Emily menggelengkan kepalanya. Yah, dia tidak punya hak untuk menolak.
Dia meletakkan gaun slip itu kembali ke dalam kotak hadiah dan memasukkannya ke laci di bawah mejanya. Sebelum dia bisa menutup laci, Shirley diam-diam masuk.
"Emily, apa yang kamu lakukan?" tanya Shirley.
Emily terkejut, menahan rasa jijiknya terhadap sikap palsu Shirley, dan menjawab, "Tidak ada."
Shirley berkata, "Emily, aku memikirkannya setelah kejadian terakhir. Kamu pasti merasa macarons terlalu manis, kan? Kali ini aku membawakanmu hidangan penutup mangga, dibuat dengan krim hewani murni. Aku membuatnya sendiri, cobalah."

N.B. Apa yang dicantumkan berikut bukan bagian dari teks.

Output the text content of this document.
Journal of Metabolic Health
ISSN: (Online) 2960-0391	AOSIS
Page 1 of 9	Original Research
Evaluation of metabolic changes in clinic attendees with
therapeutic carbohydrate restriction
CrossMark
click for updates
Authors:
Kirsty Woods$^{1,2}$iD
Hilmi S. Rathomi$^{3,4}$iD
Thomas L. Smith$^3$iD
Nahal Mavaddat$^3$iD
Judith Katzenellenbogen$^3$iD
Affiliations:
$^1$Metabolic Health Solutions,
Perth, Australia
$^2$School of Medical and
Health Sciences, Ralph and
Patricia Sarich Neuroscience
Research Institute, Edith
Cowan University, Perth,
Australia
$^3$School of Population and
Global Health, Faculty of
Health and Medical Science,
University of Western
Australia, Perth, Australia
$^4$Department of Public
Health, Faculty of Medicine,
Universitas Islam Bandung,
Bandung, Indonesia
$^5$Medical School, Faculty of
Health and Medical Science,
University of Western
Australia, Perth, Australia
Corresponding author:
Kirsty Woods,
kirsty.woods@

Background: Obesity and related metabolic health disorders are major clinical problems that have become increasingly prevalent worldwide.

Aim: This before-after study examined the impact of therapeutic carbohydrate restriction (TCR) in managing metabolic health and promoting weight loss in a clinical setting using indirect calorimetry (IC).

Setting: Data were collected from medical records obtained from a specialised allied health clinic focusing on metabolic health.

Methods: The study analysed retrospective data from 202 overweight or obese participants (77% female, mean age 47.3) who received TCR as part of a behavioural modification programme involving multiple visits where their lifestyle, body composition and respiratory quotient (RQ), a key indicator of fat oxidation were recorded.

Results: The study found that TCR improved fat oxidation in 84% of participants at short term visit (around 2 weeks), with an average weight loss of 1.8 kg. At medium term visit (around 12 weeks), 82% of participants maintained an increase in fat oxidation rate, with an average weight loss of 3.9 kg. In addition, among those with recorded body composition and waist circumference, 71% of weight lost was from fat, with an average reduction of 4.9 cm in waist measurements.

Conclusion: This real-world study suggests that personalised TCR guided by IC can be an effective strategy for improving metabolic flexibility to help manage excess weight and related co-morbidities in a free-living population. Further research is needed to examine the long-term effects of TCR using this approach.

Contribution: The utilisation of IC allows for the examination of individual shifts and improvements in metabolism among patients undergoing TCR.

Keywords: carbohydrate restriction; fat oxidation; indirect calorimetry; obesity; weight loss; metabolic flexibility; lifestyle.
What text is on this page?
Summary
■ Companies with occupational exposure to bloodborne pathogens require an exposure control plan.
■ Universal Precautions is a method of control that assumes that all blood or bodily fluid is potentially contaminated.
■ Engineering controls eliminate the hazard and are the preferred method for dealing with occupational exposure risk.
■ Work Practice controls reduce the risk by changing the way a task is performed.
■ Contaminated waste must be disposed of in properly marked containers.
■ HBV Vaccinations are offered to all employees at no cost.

Mangga? Itu bisa mematikan. Emily, yang alergi mangga sejak kecil, menolak tanpa berpikir dua kali.
"Tidak, terima kasih. Kamu bisa memakannya..."
Sebelum dia bisa menyelesaikan kalimatnya, dia melihat Patrick berjalan perlahan di belakang Shirley.
"Shirley membuatnya khusus untukmu," kata Patrick.
Emily menatap wajah dingin dan tanpa ekspresi Patrick.
Dia menyimpan secercah harapan. Bagaimanapun, mereka telah berbagi tempat tidur begitu lama. Dia seharusnya tahu tentang alergi mangganya, tapi kata-kata Patrick jelas menunjukkan dia ingin Emily menerimanya.
"Terima kasih," Emily dengan enggan mengambil kue itu.
Shirley berkata, "Patrick, sepertinya Emily masih belum mau memaafkanku. Dia pasti berpikir aku memaksa Betty untuk pergi. Dia mungkin akan membuang kue itu begitu kita pergi."
'Shirley pasti punya semacam gangguan delusi,' pikir Emily dengan putus asa.
Melihat Emily tidak mengambil tindakan lebih lanjut, Shirley membuka kotak kue dan menyerahkannya padanya, terlihat menyedihkan.
Emily terkejut. Dengan tampilan yang begitu polos dan murni, tidak heran dia bisa dengan mudah memenangkan hati Patrick. Pria mana yang bisa menolak itu?
Patrick menatapnya, seolah dia tidak tahu berterima kasih. Jika dia tidak memakannya, dia akan menjadi penjahat.
"Baiklah." Reaksi alergi atau tidak, dia tidak peduli lagi.
Emily mengambil kotak kue itu, menyendok satu gigitan, dan memakannya. Tidak butuh waktu lama bagi sensasi gatal menyebar di punggungnya.